VMRO-DPMNE President Hristijan Mickoski warned that Macedonia will see a major rise in its debt under any of the various economic forecasts that are being put forward. The economic drop is now expected to be around 4 percent and could go as high as 7 percent, while the pace of lending for the year is going to be astronomical.
Macedonia’s public debt was at 5,54 billion EUR at the end of 2019, or between 48 and 49 percent of GDP. On April 1st Finance Minister Nina Angelovska informed the public that under three scenarios the additional deficit would added because of the coronavirus is going to be between 700 million EUR and 1,3 billion EUR. This means an increase of our debt to GDP ratio to between 59,5 percent and 63,7 percent. This is all under the assumption that we receive external funding for our deficit, which is going to be crucial in order to keep companies alive and their workers employed. And this is only servicing the budget deficit, assuming there is no need for additional loans that would protect the macro-economic stability, Mickoski said in a video address from his home where he remains in self-isolation after both he and SDSM party leader Zoran Zaev were interviewed by a journalist who was later found to be Covid-19 positive.
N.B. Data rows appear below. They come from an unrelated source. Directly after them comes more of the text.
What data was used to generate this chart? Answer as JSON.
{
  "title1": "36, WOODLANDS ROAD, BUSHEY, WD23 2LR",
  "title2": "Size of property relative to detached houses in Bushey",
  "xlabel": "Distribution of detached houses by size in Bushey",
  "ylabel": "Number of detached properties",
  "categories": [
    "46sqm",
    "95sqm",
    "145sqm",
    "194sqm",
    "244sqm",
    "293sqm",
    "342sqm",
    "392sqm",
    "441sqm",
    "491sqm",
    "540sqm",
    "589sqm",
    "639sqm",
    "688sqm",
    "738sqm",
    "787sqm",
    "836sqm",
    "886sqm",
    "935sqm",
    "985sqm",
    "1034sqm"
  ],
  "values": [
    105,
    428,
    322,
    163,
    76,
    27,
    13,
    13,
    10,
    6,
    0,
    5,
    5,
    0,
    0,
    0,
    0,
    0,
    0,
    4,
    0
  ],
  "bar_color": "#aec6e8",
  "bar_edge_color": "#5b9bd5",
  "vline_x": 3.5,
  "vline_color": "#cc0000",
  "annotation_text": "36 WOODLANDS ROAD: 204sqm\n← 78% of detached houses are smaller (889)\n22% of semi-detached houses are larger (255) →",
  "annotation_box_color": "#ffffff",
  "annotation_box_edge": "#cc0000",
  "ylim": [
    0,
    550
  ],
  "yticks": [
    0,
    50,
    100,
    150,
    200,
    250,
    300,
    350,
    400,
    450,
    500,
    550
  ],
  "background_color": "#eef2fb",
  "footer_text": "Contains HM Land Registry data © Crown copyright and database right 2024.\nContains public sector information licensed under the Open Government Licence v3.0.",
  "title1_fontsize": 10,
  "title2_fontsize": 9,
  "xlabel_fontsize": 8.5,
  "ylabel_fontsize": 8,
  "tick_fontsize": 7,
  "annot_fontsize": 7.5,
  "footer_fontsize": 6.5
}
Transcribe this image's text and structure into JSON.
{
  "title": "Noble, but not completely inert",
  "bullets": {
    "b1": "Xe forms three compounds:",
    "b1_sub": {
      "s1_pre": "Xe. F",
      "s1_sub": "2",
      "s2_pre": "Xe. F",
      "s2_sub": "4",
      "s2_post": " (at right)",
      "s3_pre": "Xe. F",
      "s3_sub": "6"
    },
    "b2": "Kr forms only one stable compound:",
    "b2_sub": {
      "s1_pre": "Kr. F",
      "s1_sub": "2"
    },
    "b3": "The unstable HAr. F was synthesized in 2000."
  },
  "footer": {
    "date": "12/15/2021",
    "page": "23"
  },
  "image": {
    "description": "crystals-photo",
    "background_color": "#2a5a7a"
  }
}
With all this in mind, Mickoski said, Macedonia can easily expect to see its public debt reach the level of 70 percent of GDP. Mickoski accused Angelovska and the Government of being too slow to accept the recommendations from VMRO-DPMNE to protect the economy. He called on the Government to make the assistance that is being made in the form of grants, not loans, and to relax fiscal policies in order to allow the companies to recover.
Finally, Mickoski strongly condemned the increase in the gas tax, that was proposed by the large SKM chamber of commerce. “This type of cronyism is unheard of, to have a few large companies ask that the costs of many other companies are increased, not to mention to call that the cost of living for all citizens is increased as well”, Mickoski said.